Wikipedia Clickstream - Getting Started

This post gives an introduction to working with the new February release of the Wikipedia Clickstream dataset. The data shows how people get to a Wikipedia article and what articles they click on next. In other words, it gives a weighted network of articles, where each edge weight corresponds to how often people navigate from one page to another. To give an example, consider the figure below, which shows incoming and outgoing traffic to the “London” article.

_config.yml

The example shows that most people found the “London” page through Google Search and that only a small fraction of readers went on to another article. Before diving into some examples of working with the data, let me give a more detailed explanation of how the data was collected.

Data Preparation

The data contains counts of (referer, resource) pairs extracted from the request logs of English Wikipedia. When a client requests a resource by following a link or performing a search, the URI of the webpage that linked to the resource is included with the request in an HTTP header called the “referer”. This data captures 22 million (referer, resource) pairs from a total of 3.2 billion requests collected during the month of February 2015.

The dataset only includes requests for articles in the main namespace of the desktop version of English Wikipedia.

Referers were mapped to a fixed set of values corresponding to internal traffic or external traffic from one of the top 5 global traffic sources to English Wikipedia, based on this scheme:

  • an article in the main namespace of English Wikipedia -> the article title
  • any Wikipedia page that is not in the main namespace of English Wikipedia -> other-wikipedia
  • an empty referer -> other-empty
  • a page from any other Wikimedia project -> other-internal
  • Google -> other-google
  • Yahoo -> other-yahoo
  • Bing -> other-bing
  • Facebook -> other-facebook
  • Twitter -> other-twitter
  • anything else -> other-other

MediaWiki Redirects are used to forward clients from one page name to another. They can be useful if a particular article is referred to by multiple names, or has alternative punctuation, capitalization or spellings. Requests for pages that get redirected were mapped to the page they redirect to. For example, requests for ‘Obama’ redirect to the ‘Barack_Obama’ page.
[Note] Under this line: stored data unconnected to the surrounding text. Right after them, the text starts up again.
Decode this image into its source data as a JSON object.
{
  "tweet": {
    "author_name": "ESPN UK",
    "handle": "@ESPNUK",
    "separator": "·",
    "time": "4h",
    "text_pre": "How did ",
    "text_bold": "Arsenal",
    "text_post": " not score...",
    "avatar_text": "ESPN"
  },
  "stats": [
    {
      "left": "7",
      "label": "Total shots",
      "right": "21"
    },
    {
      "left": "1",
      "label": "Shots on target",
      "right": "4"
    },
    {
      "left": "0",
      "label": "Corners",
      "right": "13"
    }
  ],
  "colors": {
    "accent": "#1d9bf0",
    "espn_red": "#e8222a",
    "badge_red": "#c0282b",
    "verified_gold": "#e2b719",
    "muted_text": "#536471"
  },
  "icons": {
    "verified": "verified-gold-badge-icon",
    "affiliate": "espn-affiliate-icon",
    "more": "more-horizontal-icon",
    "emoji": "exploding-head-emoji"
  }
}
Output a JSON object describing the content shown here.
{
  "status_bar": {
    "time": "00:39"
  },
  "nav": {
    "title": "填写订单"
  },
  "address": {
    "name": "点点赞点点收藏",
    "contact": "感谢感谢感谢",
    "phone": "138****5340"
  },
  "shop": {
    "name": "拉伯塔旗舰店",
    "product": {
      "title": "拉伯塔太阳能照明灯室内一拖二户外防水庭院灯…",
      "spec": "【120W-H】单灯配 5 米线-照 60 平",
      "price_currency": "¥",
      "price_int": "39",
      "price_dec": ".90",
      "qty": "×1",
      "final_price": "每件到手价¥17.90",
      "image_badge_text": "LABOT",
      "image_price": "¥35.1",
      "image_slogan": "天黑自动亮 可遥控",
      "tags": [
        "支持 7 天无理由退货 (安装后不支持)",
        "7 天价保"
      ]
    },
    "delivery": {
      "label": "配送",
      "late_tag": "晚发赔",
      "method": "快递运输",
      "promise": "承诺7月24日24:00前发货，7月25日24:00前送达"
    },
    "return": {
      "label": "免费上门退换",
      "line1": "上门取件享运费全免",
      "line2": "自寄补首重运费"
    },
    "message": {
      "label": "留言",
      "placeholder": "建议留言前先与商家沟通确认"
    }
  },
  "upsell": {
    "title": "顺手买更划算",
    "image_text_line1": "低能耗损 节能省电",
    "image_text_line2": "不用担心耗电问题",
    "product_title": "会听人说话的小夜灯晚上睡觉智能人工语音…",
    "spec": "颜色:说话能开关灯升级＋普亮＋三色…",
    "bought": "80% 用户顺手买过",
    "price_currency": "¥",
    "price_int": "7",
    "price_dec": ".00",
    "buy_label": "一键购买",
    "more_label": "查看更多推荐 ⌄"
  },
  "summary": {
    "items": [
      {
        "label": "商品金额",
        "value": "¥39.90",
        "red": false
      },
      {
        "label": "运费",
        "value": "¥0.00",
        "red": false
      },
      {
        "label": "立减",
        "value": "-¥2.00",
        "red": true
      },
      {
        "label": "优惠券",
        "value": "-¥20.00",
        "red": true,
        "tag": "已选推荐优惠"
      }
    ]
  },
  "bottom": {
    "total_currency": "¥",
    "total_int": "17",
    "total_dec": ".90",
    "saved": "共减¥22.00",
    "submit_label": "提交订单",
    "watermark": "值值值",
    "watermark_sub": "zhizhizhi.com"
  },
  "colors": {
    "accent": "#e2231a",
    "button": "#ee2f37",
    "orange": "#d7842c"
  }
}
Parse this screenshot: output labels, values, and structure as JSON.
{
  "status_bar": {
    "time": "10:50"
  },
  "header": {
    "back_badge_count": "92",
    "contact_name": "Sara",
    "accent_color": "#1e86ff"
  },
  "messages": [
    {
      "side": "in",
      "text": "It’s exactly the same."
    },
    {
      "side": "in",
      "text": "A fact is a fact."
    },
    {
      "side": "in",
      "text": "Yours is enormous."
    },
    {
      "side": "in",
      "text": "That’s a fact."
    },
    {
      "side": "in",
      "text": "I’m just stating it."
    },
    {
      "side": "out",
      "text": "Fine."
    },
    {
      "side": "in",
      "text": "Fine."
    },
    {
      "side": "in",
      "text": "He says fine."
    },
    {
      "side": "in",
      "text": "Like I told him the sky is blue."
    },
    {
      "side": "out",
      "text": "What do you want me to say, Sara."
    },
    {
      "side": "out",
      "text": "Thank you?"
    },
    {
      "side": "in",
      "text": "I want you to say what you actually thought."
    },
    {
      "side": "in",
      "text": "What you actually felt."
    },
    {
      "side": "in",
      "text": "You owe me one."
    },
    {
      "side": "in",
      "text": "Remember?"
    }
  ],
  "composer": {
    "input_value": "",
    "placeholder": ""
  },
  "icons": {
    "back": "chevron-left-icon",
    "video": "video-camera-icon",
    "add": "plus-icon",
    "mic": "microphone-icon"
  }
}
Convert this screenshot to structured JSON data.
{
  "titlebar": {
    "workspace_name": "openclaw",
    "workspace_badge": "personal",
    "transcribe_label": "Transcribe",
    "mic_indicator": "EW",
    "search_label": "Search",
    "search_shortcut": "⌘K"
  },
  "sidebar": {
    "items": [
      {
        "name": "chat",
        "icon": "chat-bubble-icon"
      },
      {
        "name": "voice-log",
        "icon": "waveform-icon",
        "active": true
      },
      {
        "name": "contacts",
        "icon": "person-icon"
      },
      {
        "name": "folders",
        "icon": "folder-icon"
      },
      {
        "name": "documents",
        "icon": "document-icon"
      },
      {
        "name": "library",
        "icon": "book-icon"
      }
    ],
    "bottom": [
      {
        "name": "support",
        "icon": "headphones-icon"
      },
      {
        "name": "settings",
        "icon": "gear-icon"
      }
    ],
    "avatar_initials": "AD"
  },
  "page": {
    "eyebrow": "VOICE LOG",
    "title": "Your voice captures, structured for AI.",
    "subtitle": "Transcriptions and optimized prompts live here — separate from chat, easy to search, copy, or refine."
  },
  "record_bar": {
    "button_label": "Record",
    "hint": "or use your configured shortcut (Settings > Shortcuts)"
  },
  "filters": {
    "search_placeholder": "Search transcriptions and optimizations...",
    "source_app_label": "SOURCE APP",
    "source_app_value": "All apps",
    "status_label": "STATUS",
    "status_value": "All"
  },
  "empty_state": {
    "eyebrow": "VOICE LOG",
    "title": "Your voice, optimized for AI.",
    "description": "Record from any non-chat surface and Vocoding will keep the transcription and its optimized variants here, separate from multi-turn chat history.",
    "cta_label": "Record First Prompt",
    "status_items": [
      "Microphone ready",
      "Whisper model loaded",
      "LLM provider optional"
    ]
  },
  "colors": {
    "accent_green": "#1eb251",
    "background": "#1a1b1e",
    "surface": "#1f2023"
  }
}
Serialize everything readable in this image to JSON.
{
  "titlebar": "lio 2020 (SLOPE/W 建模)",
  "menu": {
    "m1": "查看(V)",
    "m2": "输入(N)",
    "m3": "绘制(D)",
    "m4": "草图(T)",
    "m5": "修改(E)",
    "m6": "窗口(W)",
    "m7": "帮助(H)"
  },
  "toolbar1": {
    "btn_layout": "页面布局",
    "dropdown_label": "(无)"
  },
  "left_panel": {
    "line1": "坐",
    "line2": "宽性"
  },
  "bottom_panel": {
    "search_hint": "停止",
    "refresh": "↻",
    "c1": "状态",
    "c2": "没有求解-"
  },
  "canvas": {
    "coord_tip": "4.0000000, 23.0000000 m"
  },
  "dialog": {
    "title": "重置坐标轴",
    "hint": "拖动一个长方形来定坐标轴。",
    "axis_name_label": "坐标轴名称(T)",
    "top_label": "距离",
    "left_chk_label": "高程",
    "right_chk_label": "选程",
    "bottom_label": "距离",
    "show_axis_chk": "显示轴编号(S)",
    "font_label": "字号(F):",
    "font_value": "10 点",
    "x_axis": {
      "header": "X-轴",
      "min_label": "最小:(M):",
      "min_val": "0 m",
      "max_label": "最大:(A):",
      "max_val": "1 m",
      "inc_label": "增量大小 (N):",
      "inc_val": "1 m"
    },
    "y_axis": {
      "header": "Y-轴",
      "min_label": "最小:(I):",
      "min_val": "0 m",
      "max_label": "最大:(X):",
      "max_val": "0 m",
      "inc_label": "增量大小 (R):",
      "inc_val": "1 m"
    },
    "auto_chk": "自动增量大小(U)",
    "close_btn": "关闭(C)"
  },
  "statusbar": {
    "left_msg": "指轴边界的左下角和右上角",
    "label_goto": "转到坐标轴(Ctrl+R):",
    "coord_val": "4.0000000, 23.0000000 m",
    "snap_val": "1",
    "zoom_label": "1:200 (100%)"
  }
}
Redirects were resolved using a snapshot of the production redirects table from February 28 2015.

Redlinks are links to an article that does not exist. Either the article was deleted after the creation of the link or the author intended to signal the need for such an article. Requests for redlinks are included in the data.

We attempt to exclude spider traffic by classifying user agents with the ua- parser library and a few additonal Wikipedia specific filters. Furthermore, we attempt to filter out traffic from bots that request a page and then request all or most of the links on that page (BFS traversal) by setting a threshold on the rate at which a client can request articles with the same referer. Requests that were made at too high of a rate get discarded. For the exact details, see here and here. The threshold is quite high to avoid excluding human readers who open tabs as they read. As a result, requests from slow moving bots are likely to remain in the data. More sophisticated bot detection that evaluates the clients entire set of requests is an avenue of future work.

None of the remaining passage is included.